J’ai remâché longtemps un goût de brûlé
L’évêque de Buxhoevden au long nez
Embrassait du regard la ville de Riga
Le feu s’était déclaré dans l’aciérie rose
Quand les poignards baignaient dans une clarté de lune
Et que nous dansions comme des âmes désunies
Le vent soulevait l’ombre du täm (chêne)
Hantée par le souvenir du glaive, inquiétée par le reflet de la mort
Nous sommes demeurés livides, déjà,
Les ors inondaient le port blême
Les cinq portes de feu s’unissaient les unes aux autres
Comme des bagues désagrégées par la fraicheur du soir
Mon cœur aujourd’hui dénoue ses liens d’un soupir kilma (froid)
Je remercie mes ravisseurs et je m’enfuis
En riant dans les montagnes hurlantes
Suivie par le voile d’un soleil paganõz (païen)
L’Ordre a semé la terreur partout
Mes pieds nus dévalent une colline de sang
Les rouge-gorge sifflent le soleil couchant
Beaucoup d’entre nous ont été massacrés
Les enfants jouent avec des os brisés
Je t’enlacerai d’un sourire d’ärmatõks (de givre)
Dans l’abîme blanc de notre enfer
La Livonie se souvient du fleuve sombre
Du Nord aux courbes denses du Salatsi
J’ai confié mon secret à un nuage
Ton souvenir s’évapore dans le temps incertain
C’est un tango de fumées douces ;
Un regard chevauchant l’impossible —
Un refrain anonyme, un désir vîmi (pluvieux)

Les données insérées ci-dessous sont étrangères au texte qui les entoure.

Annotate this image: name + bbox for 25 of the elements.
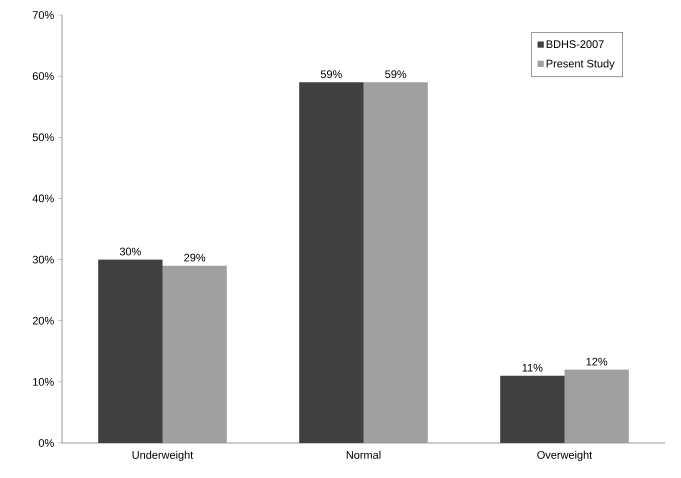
legend-label: Present Study xyxy=(546,59,615,70)
bar xyxy=(500,376,565,443)
data-label: 12% xyxy=(586,358,608,366)
y-tick-label: 0% xyxy=(38,439,54,447)
y-tick-label: 30% xyxy=(32,256,54,264)
bar xyxy=(364,82,428,443)
data-label: 59% xyxy=(385,70,406,78)
bar xyxy=(98,260,162,443)
bar xyxy=(299,82,364,443)
y-tick-label: 20% xyxy=(32,316,54,325)
x-tick-label: Overweight xyxy=(537,450,592,461)
legend-label: BDHS-2007 xyxy=(546,40,604,48)
data-label: 30% xyxy=(120,248,141,256)
y-tick-label: 60% xyxy=(32,72,54,80)
y-tick-label: 50% xyxy=(32,133,54,142)
y-tick-label: 10% xyxy=(33,378,54,386)
bar xyxy=(162,266,227,443)
data-label: 29% xyxy=(184,254,206,262)
y-tick-label: 70% xyxy=(32,11,54,19)
data-label: 59% xyxy=(320,70,342,78)
data-label: 11% xyxy=(522,364,543,372)
x-tick-label: Normal xyxy=(346,450,380,459)
y-tick-label: 40% xyxy=(32,194,54,202)
bar xyxy=(564,370,629,443)
x-tick-label: Underweight xyxy=(132,450,194,461)
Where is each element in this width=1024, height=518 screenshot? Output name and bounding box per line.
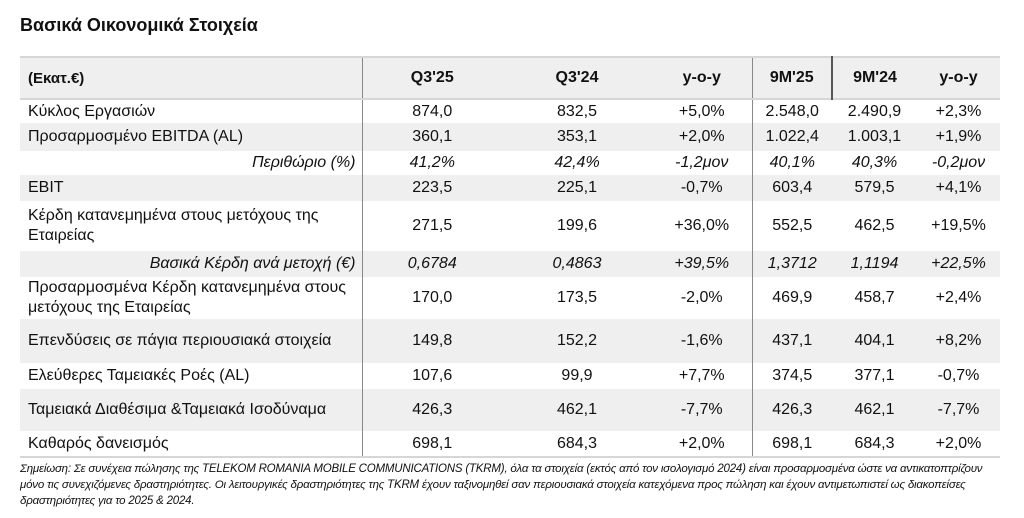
- cell-value: 2.548,0: [765, 102, 819, 120]
- table-row: Προσαρμοσμένο EBITDA (AL) 360,1 353,1 +2,0%…: [20, 123, 1000, 151]
- footnote: Σημείωση: Σε συνέχεια πώλησης της TELEKO…: [20, 463, 983, 507]
- cell-value: 458,7: [854, 289, 895, 306]
- cell-value: 0,6784: [407, 255, 457, 272]
- page-title: Βασικά Οικονομικά Στοιχεία: [20, 15, 258, 35]
- cell-value: +2,0%: [652, 431, 753, 457]
- cell-value: +2,4%: [935, 289, 982, 306]
- cell-value: 41,2%: [409, 154, 455, 171]
- cell-value: 1.003,1: [847, 128, 902, 145]
- cell-value: 469,9: [772, 289, 813, 306]
- cell-value: +36,0%: [652, 201, 753, 251]
- cell-value: +5,0%: [652, 99, 753, 123]
- table-row: Βασικά Κέρδη ανά μετοχή (€) 0,6784 0,4863 +…: [20, 251, 1000, 277]
- cell-value: +2,0%: [652, 123, 753, 151]
- cell-value: 377,1: [854, 367, 895, 384]
- cell-value: 874,0: [412, 102, 453, 120]
- cell-value: 42,4%: [554, 154, 600, 171]
- cell-value: 1.022,4: [765, 128, 819, 145]
- cell-value: -2,0%: [652, 277, 753, 319]
- header-9m-24: 9M'24: [853, 69, 897, 86]
- cell-value: 99,9: [561, 367, 593, 384]
- cell-value: 684,3: [556, 434, 598, 452]
- cell-value: -0,7%: [652, 175, 753, 201]
- header-yoy-9m: y-o-y: [939, 69, 978, 86]
- row-label: Κέρδη κατανεμημένα στους μετόχους της Ετ…: [20, 201, 363, 251]
- row-label: Επενδύσεις σε πάγια περιουσιακά στοιχεία: [20, 319, 363, 363]
- cell-value: +2,0%: [935, 434, 982, 452]
- cell-value: +2,3%: [935, 102, 982, 120]
- table-header: (Εκατ.€) Q3'25 Q3'24 y-o-y 9M'25 9M'24 y…: [20, 57, 1000, 99]
- cell-value: +4,1%: [935, 179, 982, 196]
- cell-value: +39,5%: [652, 251, 753, 277]
- row-label: Προσαρμοσμένο EBITDA (AL): [20, 123, 363, 151]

C’est un Dieu sage que le soleil fait asseoir
La Baltique buvait un verre de jus de raisin frais
Le soviétisme décorait le ciel de ses mains d’opérette
D’une croix de Malte ouvragée le ciel poudroie
Les oiseaux de mon âme déchirent les nuages noirs
Se un min viga (c’est de ma faute) si tu es loin de moi
Si les océans ont chuté sous nos yeux humides
Ton regard a abîmé mes mains, mon sang
Le vent souffle déjà une mélasse noire de l’ouest,
C’est un võl (sorcier) submergé par le temps
Note : La langue live est une langue minoritaire en Lettonie. On évalue ses locuteurs à 14 locuteurs actifs et une vingtaine de sympathisants.